Developed in total secrecy by the wartime Manhattan Project and code-named "Little Boy" and "Fat Man," their effects stunned even the scientists who created them. Never before had single bombs destroyed major cities or taken such a toll in human life. By the end of 1945, with the delayed effects of radiation exposure, more than 200,000 people died from the two bombs.

But those first two were rudimentary by today's standards. In the fear of the ensuing Cold War, our country developed the even more deadly hydrogen (or thermonuclear) bomb, with explosive power measured in megatons — millions of tons of TNT.

During the unchecked nuclear arms race between the United States and former Soviet Union, the combined arsenals of the two powers grew by the mid-1980s to almost 70,000 nuclear weapons. And even though the Cold War ended 16 years ago, the combined nuclear arsenals of the United States and Russia still stand at 30,000. (The remaining three of the "Big Five" nuclear powers - Britain, France, and China - have a thousand weapons combined.)
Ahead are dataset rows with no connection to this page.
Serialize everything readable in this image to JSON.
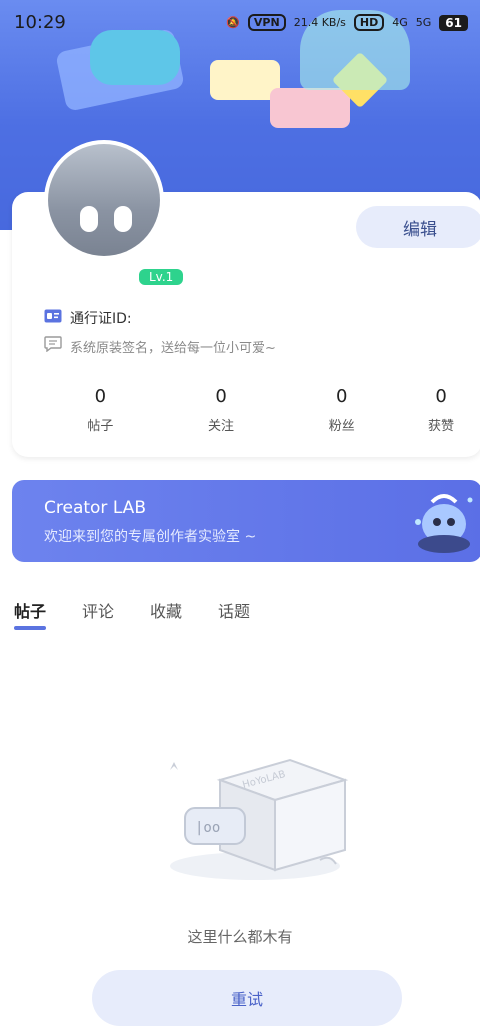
{
  "status_bar": {
    "time": "10:29",
    "net_speed": "21.4 KB/s",
    "vpn": "VPN",
    "hd": "HD",
    "sig1": "4G",
    "sig2": "5G",
    "battery": "61"
  },
  "profile": {
    "level": "Lv.1",
    "edit_label": "编辑",
    "id_label": "通行证ID:",
    "signature": "系统原装签名，送给每一位小可爱~"
  },
  "stats": [
    {
      "value": "0",
      "label": "帖子"
    },
    {
      "value": "0",
      "label": "关注"
    },
    {
      "value": "0",
      "label": "粉丝"
    },
    {
      "value": "0",
      "label": "获赞"
    }
  ],
  "creator_lab": {
    "title": "Creator LAB",
    "subtitle": "欢迎来到您的专属创作者实验室 ~"
  },
  "tabs": [
    {
      "label": "帖子",
      "active": true
    },
    {
      "label": "评论",
      "active": false
    },
    {
      "label": "收藏",
      "active": false
    },
    {
      "label": "话题",
      "active": false
    }
  ],
  "empty": {
    "box_brand": "HoYoLAB",
    "bubble_text": "|oo",
    "message": "这里什么都木有",
    "retry_label": "重试"
  },
  "colors": {
    "accent": "#5b73e0",
    "level_badge": "#2ed38d",
    "edit_bg": "#e7ecfb"
  }
}
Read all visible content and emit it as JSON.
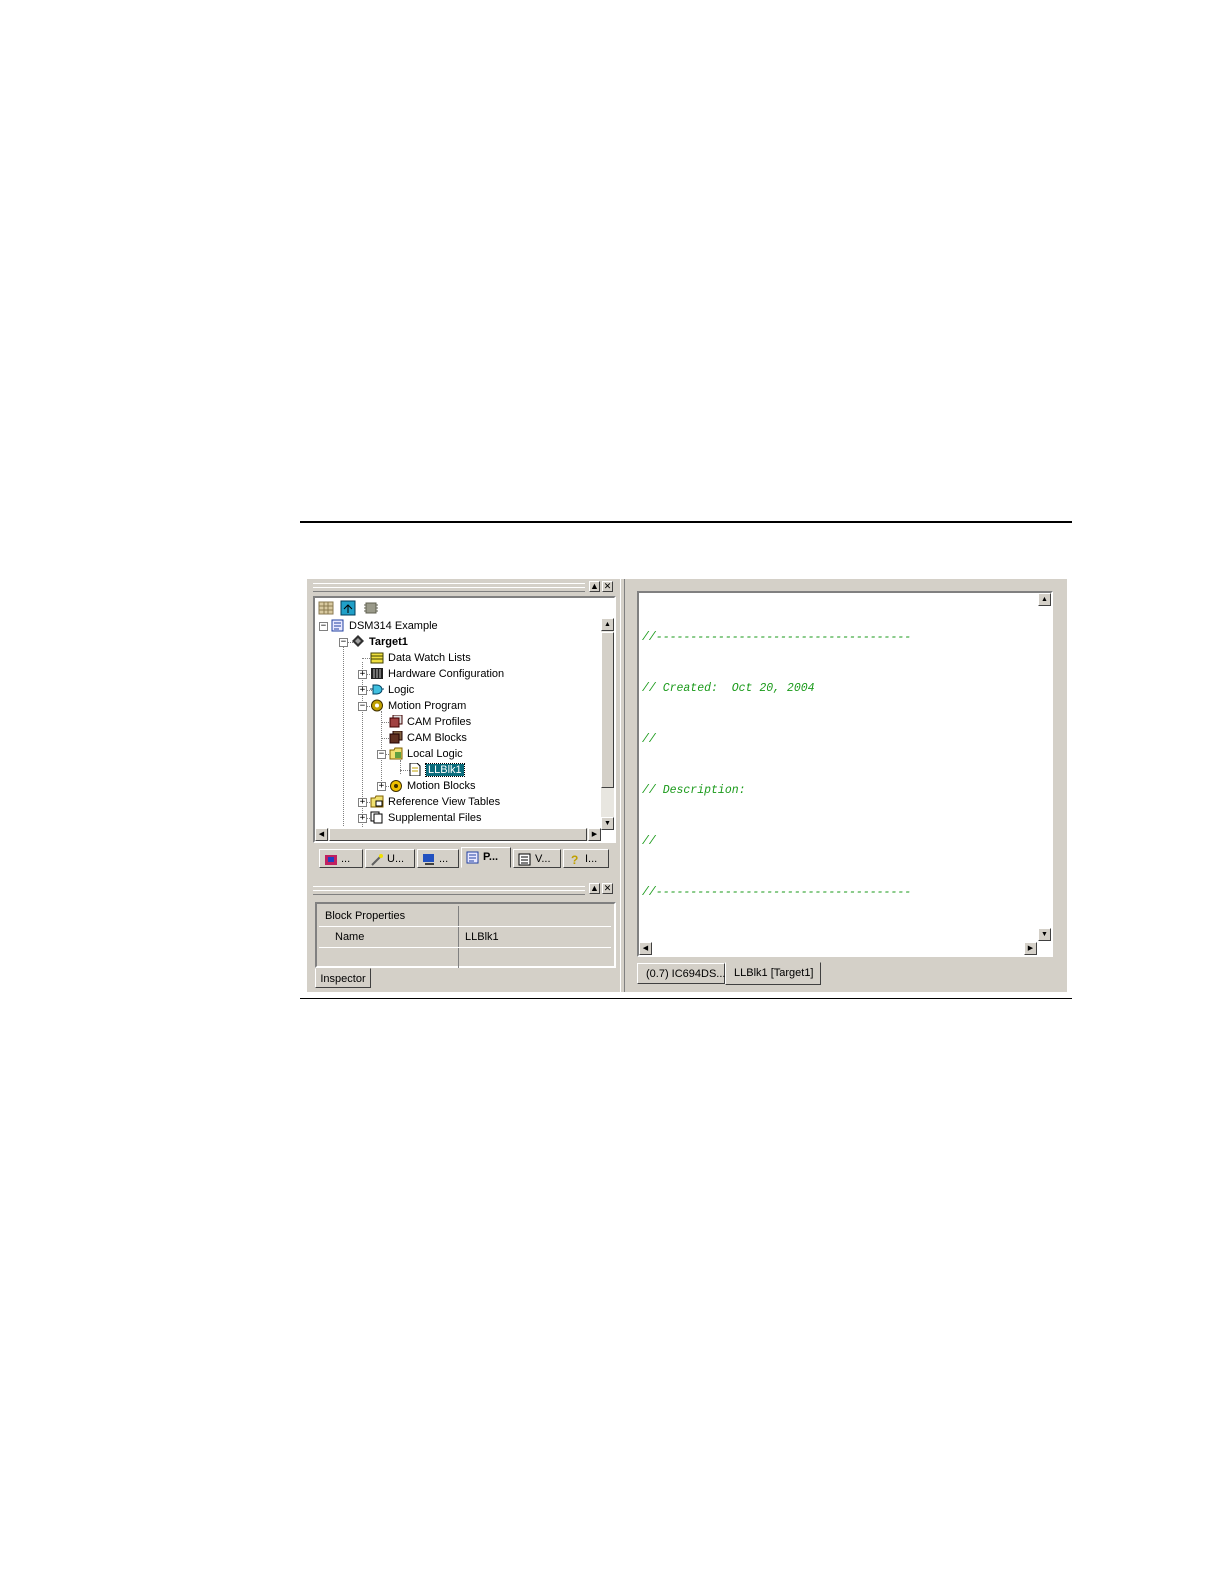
{
  "tree": {
    "toolbar_icons": [
      "grid-icon",
      "refresh-icon",
      "chip-icon"
    ],
    "nodes": [
      {
        "label": "DSM314 Example",
        "icon": "project-icon",
        "expander": "-",
        "bold": false
      },
      {
        "label": "Target1",
        "icon": "target-icon",
        "expander": "-",
        "bold": true
      },
      {
        "label": "Data Watch Lists",
        "icon": "watch-list-icon",
        "expander": "",
        "bold": false
      },
      {
        "label": "Hardware Configuration",
        "icon": "hardware-icon",
        "expander": "+",
        "bold": false
      },
      {
        "label": "Logic",
        "icon": "logic-icon",
        "expander": "+",
        "bold": false
      },
      {
        "label": "Motion Program",
        "icon": "motion-program-icon",
        "expander": "-",
        "bold": false
      },
      {
        "label": "CAM Profiles",
        "icon": "cam-profiles-icon",
        "expander": "",
        "bold": false
      },
      {
        "label": "CAM Blocks",
        "icon": "cam-blocks-icon",
        "expander": "",
        "bold": false
      },
      {
        "label": "Local Logic",
        "icon": "folder-icon",
        "expander": "-",
        "bold": false
      },
      {
        "label": "LLBlk1",
        "icon": "document-icon",
        "expander": "",
        "bold": false,
        "selected": true
      },
      {
        "label": "Motion Blocks",
        "icon": "motion-blocks-icon",
        "expander": "+",
        "bold": false
      },
      {
        "label": "Reference View Tables",
        "icon": "folder-table-icon",
        "expander": "+",
        "bold": false
      },
      {
        "label": "Supplemental Files",
        "icon": "files-icon",
        "expander": "+",
        "bold": false
      }
    ]
  },
  "navigator_tabs": [
    {
      "label": "...",
      "icon": "toolchest-icon"
    },
    {
      "label": "U...",
      "icon": "wand-icon"
    },
    {
      "label": "...",
      "icon": "companion-icon"
    },
    {
      "label": "P...",
      "icon": "project-icon",
      "active": true
    },
    {
      "label": "V...",
      "icon": "variables-icon"
    },
    {
      "label": "I...",
      "icon": "help-icon"
    }
  ],
  "inspector": {
    "rows": [
      {
        "key": "Block Properties",
        "value": ""
      },
      {
        "key": "Name",
        "value": "LLBlk1"
      },
      {
        "key": "",
        "value": ""
      }
    ],
    "tab": "Inspector"
  },
  "editor": {
    "lines": [
      "//-------------------------------------",
      "// Created:  Oct 20, 2004",
      "//",
      "// Description:",
      "//",
      "//-------------------------------------"
    ],
    "tabs": [
      "(0.7) IC694DS...",
      "LLBlk1 [Target1]"
    ],
    "active_tab": 1,
    "colors": {
      "comment": "#1a9a1a"
    }
  }
}
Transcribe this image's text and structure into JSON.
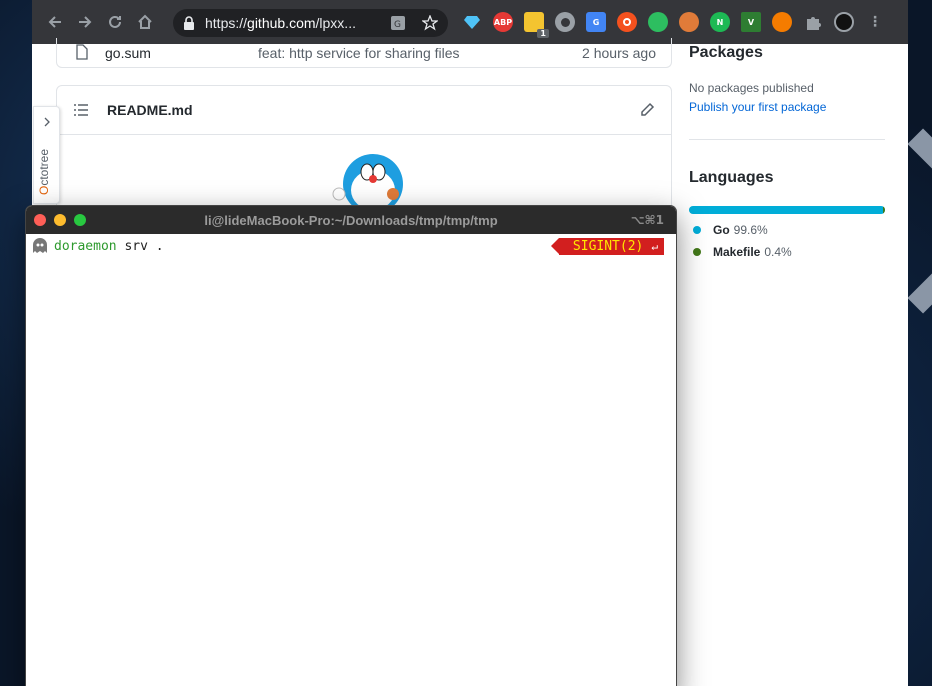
{
  "browser": {
    "url_prefix": "https://",
    "url_host": "github.com",
    "url_rest": "/lpxx...",
    "extensions": [
      "sapphire-icon",
      "abp-icon",
      "sticky-note-icon",
      "circle-ext-icon",
      "google-translate-icon",
      "bullseye-icon",
      "evernote-icon",
      "monkey-icon",
      "n-icon",
      "vimium-icon",
      "tiger-icon",
      "puzzle-icon",
      "avatar-icon"
    ],
    "extension_labels": {
      "abp": "ABP",
      "n": "N",
      "v": "V",
      "sticky_badge": "1"
    }
  },
  "repo": {
    "file_row": {
      "name": "go.sum",
      "message": "feat: http service for sharing files",
      "time": "2 hours ago"
    },
    "readme_title": "README.md"
  },
  "octotree": {
    "label_first": "O",
    "label_rest": "ctotree"
  },
  "sidebar": {
    "packages_heading": "Packages",
    "packages_text": "No packages published",
    "packages_link": "Publish your first package",
    "languages_heading": "Languages",
    "languages": [
      {
        "name": "Go",
        "percent": "99.6%",
        "color": "#00add8"
      },
      {
        "name": "Makefile",
        "percent": "0.4%",
        "color": "#427819"
      }
    ]
  },
  "terminal": {
    "title": "li@lideMacBook-Pro:~/Downloads/tmp/tmp/tmp",
    "shortcut": "⌥⌘1",
    "command_name": "doraemon",
    "command_args": " srv .",
    "signal_label": "SIGINT(2)",
    "signal_enter": "↵"
  }
}
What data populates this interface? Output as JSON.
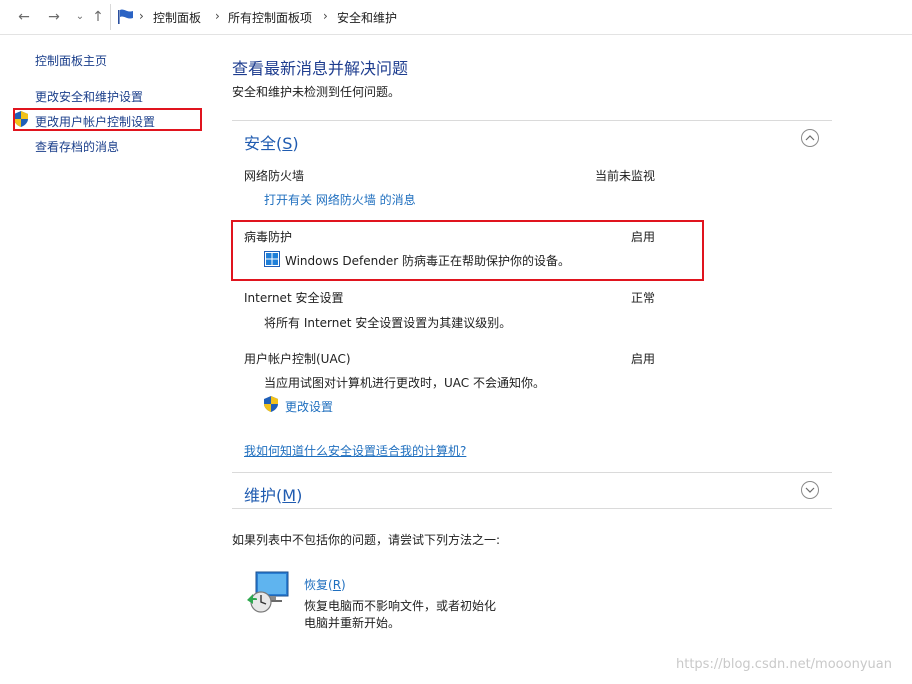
{
  "addressbar": {
    "crumbs": [
      "控制面板",
      "所有控制面板项",
      "安全和维护"
    ]
  },
  "sidebar": {
    "items": [
      {
        "label": "控制面板主页"
      },
      {
        "label": "更改安全和维护设置"
      },
      {
        "label": "更改用户帐户控制设置"
      },
      {
        "label": "查看存档的消息"
      }
    ]
  },
  "main": {
    "title": "查看最新消息并解决问题",
    "subtitle": "安全和维护未检测到任何问题。",
    "security": {
      "title": "安全",
      "accel": "S",
      "items": [
        {
          "label": "网络防火墙",
          "status": "当前未监视",
          "link": "打开有关 网络防火墙 的消息"
        },
        {
          "label": "病毒防护",
          "status": "启用",
          "desc": "Windows Defender 防病毒正在帮助保护你的设备。"
        },
        {
          "label": "Internet 安全设置",
          "status": "正常",
          "desc": "将所有 Internet 安全设置设置为其建议级别。"
        },
        {
          "label": "用户帐户控制(UAC)",
          "status": "启用",
          "desc": "当应用试图对计算机进行更改时，UAC 不会通知你。",
          "link": "更改设置"
        }
      ],
      "help_link": "我如何知道什么安全设置适合我的计算机?"
    },
    "maintenance": {
      "title": "维护",
      "accel": "M"
    },
    "intro": "如果列表中不包括你的问题，请尝试下列方法之一:",
    "recovery": {
      "label": "恢复",
      "accel": "R",
      "desc": "恢复电脑而不影响文件，或者初始化电脑并重新开始。"
    }
  },
  "watermark": "https://blog.csdn.net/mooonyuan",
  "colors": {
    "highlight_border": "#e0141e",
    "link": "#1f6fbf",
    "heading": "#1e3d8f"
  }
}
The policy of our government is to maintain our current arsenal of 10,000 thermonuclear weapons in perpetuity, placing in reserve all warheads that are removed from operational status. Two thousand of the operational warheads remain on hair-trigger alert to be launched with only minutes warning. This dangerous and unnecessary Cold War mode of operation has brought us within minutes of accidental all-out nuclear war because of false alarms.

Nuclear weapons are weapons of terror. They terrorize by their very existence to such a degree the International Court of Justice unanimously ruled in 1996 that even the threat of use of nuclear weapons is a violation of international law.

The international treaty to achieve nuclear disarmament, the nuclear Non-Proliferation Treaty, went into effect in 1970 upon ratification by the United States. The NPT is the cornerstone of both non-proliferation of nuclear weapons and nuclear disarmament. As interpreted by the International Court of Justice, the treaty legally binds the Nuclear Weapons States to achieve nuclear disarmament. In return, the Non-Nuclear Weapons States agree to forego nuclear weapons.

The NPT Review Conference in 2000 reaffirmed as a bottom line for all peoples of the world that "the total elimination of nuclear weapons is the only absolute guarantee against the use or threat of use of nuclear weapons."

In recent years, with the defeat of the Comprehensive Test Ban Treaty, unilateral abrogation of the Anti-Ballistic Missile Treaty, and rejection of the Non-Proliferation Treaty commitment to disarm, 40 years of progress in nuclear arms control has not only been halted but overthrown — by our government!

The current administration is spending more on nuclear weapons now than during the Cold War, as it pursues a policy of "do as I say, not as I do." Instead of providing leadership for a safe and secure nuclear-weapon-free world, the United States is the world's biggest roadblock to nuclear disarmament and the abolition of nuclear weapons.

This reversal of long-standing (and previously bipartisan) policy is taking place not because of the consent of the American public, but because of our apathy. In a poll earlier this year, two-thirds of those Americans surveyed said that no countries, including the United States, should have nuclear weapons.

Repeat: No countries, including the United States, should have nuclear weapons! As a moral imperative for the future of humanity, those abominable weapons must be abolished.

Today it is time to not only choose life — life in a world free from the terror of nuclear annihilation, but also to stand up and make ourselves heard. Those of us who are parents and grandparents especially have a responsibility to choose this legacy of life to leave our children and grandchildren.